Sketsa News
Home Berita Terkini, Editorial, Headlines Siapa Yang Berhak Mendapat Materi Bela Negara?

Siapa Yang Berhak Mendapat Materi Bela Negara?

negara
Setelah rencana merevisi UU KPK yang berujung gaduh, kini pemerintah kembali melempar wacana yang tidak relevan, yakni bela negara.

Wacana adanya program bela negara ini menjadi polemik di antara para elite. Bahkan tidak hanya legislatif, di eksekutif sendiri sepertinya belum satu suara soal wacana bela negara. Selain abstrak, bela negara juga diyakini tidak efektif karena Indonesia masih memiliki TNI.

Program ini membutuhkan persiapan baik dari segi fasilitas berupa payung hukum yang berisi penganggaran, mekanisme, dan kurikulum, tapi juga memerlukan persiapan mental. Karena bisa dibilang bahwa ini suatu hal yang baru.

Sebelum mengimplementasikan program tersebut, pemerintah semestinya menyiapkan payung hukum program tersebut berupa undang-undang agar memudahkan dalam pelaksanaannya. Serta tidak disalahgunakan oleh pihak-pihak tertentu yang tidak bertanggung jawab.

Pemerintah sangat perlu untuk memberikan penjelasan kepada publik terkait arah kewajiban dari program bela negara. Dengan demikian diharapkan tidak ada salah persepsi terhadap program tersebut.

Bela negara belum memiliki payung hukum untuk menentukan anggaran dan mekanismenya. Payung hukum itu sebuah keharusan, agar jelas mekanisme dan dukungan anggarannya.

Program yang digulirkan oleh kementerian pertahanan itu terjadi pro dan kontra didalam masyarakat. Mereka yang mendukung beralasan bahwa semngat nasionalisme sudah redup di dalam jiwa rakyat Indonesia sehingga dibutuhkan program bela negara.

Bagi mereka yang menolak program itu, beralasan rasa nasionalisme selama ini sudah ada dan tertanam kuat di dalam jiwa rakyat Indonesia sejak lama dan alamiah. Kondisi saat ini kurang relevan, karena dalam kondisi damai.

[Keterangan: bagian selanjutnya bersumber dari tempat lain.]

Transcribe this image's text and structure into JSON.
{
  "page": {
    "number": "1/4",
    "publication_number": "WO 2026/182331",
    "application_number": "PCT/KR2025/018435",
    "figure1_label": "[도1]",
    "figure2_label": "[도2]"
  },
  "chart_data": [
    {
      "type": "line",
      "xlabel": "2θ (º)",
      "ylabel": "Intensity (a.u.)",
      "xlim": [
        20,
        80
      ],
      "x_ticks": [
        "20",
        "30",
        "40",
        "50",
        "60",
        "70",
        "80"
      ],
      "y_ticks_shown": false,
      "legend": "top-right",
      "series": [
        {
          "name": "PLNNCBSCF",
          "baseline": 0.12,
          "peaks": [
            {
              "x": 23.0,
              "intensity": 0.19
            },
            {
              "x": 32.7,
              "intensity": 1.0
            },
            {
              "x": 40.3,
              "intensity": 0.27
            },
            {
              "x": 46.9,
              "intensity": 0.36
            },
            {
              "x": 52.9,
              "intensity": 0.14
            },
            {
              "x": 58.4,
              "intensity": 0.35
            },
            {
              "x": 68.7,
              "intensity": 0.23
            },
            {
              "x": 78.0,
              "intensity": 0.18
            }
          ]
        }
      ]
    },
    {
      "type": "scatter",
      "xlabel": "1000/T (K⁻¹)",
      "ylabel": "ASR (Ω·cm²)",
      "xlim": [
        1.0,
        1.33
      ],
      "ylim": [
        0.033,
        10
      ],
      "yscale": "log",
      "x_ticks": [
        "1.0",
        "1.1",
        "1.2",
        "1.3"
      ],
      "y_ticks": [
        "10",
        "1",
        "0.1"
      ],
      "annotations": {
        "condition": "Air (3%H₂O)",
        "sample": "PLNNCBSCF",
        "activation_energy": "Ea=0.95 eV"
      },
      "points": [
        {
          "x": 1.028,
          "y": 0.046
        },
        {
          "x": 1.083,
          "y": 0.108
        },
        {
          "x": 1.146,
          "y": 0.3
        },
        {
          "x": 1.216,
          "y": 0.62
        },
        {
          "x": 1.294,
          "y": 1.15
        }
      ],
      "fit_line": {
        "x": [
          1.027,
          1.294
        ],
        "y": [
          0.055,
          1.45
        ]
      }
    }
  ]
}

Mereka yang menolak program tersebut juga menilai, dalih bela negara untuk meningkatkan semangat nasionalisme dipandang tidak tepat. Sebab nasionalisme yang diasosiasikan ke dalam bela negara akan menimbulkan interprestasi subjektif dari pemerintah.

Di sisi lain, adanya bela negara berpotensi mengembalikan kepada sistem otoriter seperti yang dipraktikan pada era Orde Baru (Orba). Yakni digunakan untuk menekan kelompok yang berseberangan pemerintah.

Keinginan pemerintah untuk merekrut kader bela negara, juga dikhawatirkan akan membungkam sistem demokrasi yang berkembang di Indonesia. Rekrut bela negara ini akan dipakai negara untuk membatasi hak menyatakan pendapat, sekaligus menjadi eksploitasi atas diri masyarakat Indonesia.

Program bela negara ini juga dikhawatirkan digunakan pemerintah untuk meredam gejolak perlawanan di masyarakat, untuk membungkam partisipasi publik dalam menyoroti kinerja negara. Memunculkan paradigma jangan menggertak, jangan mendemo, jangan menolak pemerintah.

Bisa saja program yang bagus ini di manfaatkan oleh pihak-pihak tertentu untuk pelatihan militer. Program bela negara ini juga berpotensi ditunggangi oleh pihak-pihak tertentu untuk menekan kelompok yang lain. Atau lebih parah lagi program ini, justru dimanfaatkan untuk membela kepentingan rezim atau kelompok tertentu. Menginggat mekanisme perekrutan yang belum jelas.

Belum lagi rakyat yang melihat tingkah laku para pemimpin negeri ini yang tidak mencerminkan sikap yang mencintai dan membela negara ini.
Pemimpin yang gemar mengkhianati rakyat, mengumbar janji, membunuh perekonomian rakyat dengan memihak kepada kepentingan asing. Aset negara yang seharusnya dimanfaatkan untuk kesejahteraan rakyat justru dijual untuk kepentingan kelompok.

Kita sebagai rakyat, tentu berfikir berulang kali. Setiap hari kita disuguhi berita korupsi, kolusi, nepotisme dan kesewenang-wenangan aparat negara. Siapa yang berhak menerima materi bela negara?